Pay-TV companies and groups still disagree with TiVo and the Consumer Video Choice Coalition over whether the FCC should take action based on the Downloadable Security Technology Advisory Committee report and whether such an action would be legal, said replies in docket 15-64. AT&T, the American Cable Association, MPAA and NCTA believe the FCC would be overstepping congressional intent and its own authority if it tried to implement the downloadable security solution backed by the CVCC.
Despite reassurance from Chairman Tom Wheeler and others at the FCC (see 1510220039), industry continues to have deep concerns that the FCC’s proposed new device certification rules would prohibit third-party firmware installation on devices, including Wi-Fi routers, CTA and others said in replies in docket 15-170.
The NAB said some broadcast regulatory fees should be reassigned to wireless carriers to reflect the expected spectrum transfer between sectors from the upcoming incentive auction. “The only equitable approach is for the regulatory fees to ‘follow the spectrum.’ The spectrum to be repurposed through the incentive auction will benefit wireless service providers,” said the NAB in comments as industry parties responded to an FCC Further NPRM in docket 15-121 this week (replies are due Dec. 7). CTIA didn’t address the possible broadcast fee shift in its written comments and had no comment to us Tuesday.

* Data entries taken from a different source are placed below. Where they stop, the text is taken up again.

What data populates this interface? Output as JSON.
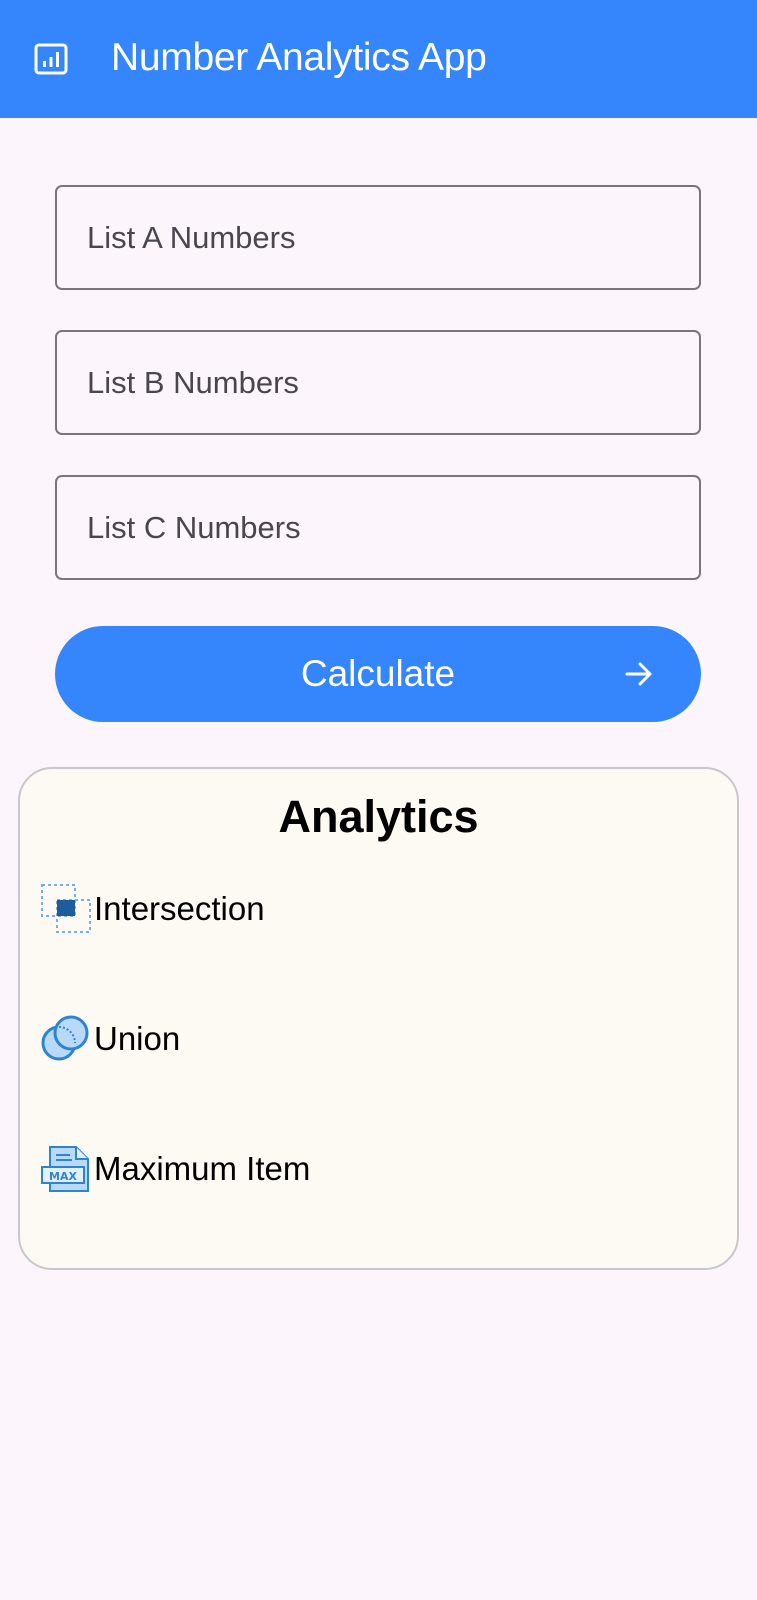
{
  "appbar": {
    "title": "Number Analytics App",
    "icon": "analytics-chart-icon",
    "color": "#3586fc"
  },
  "form": {
    "list_a_placeholder": "List A Numbers",
    "list_b_placeholder": "List B Numbers",
    "list_c_placeholder": "List C Numbers",
    "calculate_label": "Calculate",
    "calculate_icon": "arrow-right-icon"
  },
  "analytics": {
    "title": "Analytics",
    "items": [
      {
        "label": "Intersection",
        "icon": "intersection-icon"
      },
      {
        "label": "Union",
        "icon": "union-icon"
      },
      {
        "label": "Maximum Item",
        "icon": "max-document-icon"
      }
    ]
  }
}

The House Judiciary Committee’s copyright roundtable Monday at Santa Clara University generated significant discussion about the need for fixes to the Digital Millennium Copyright Act, stakeholders who participated in and attended the meeting told us. The Santa Clara roundtable, the first of two such sessions that House Judiciary plans this week in California, drew prominent interest from Silicon Valley’s tech sector, as expected (see 1511060052). Although content creators and other copyright stakeholders also made a significant impact during the Santa Clara roundtable, a Tuesday roundtable at the University of California, Los Angeles was expected to feature a bigger presence from those stakeholders.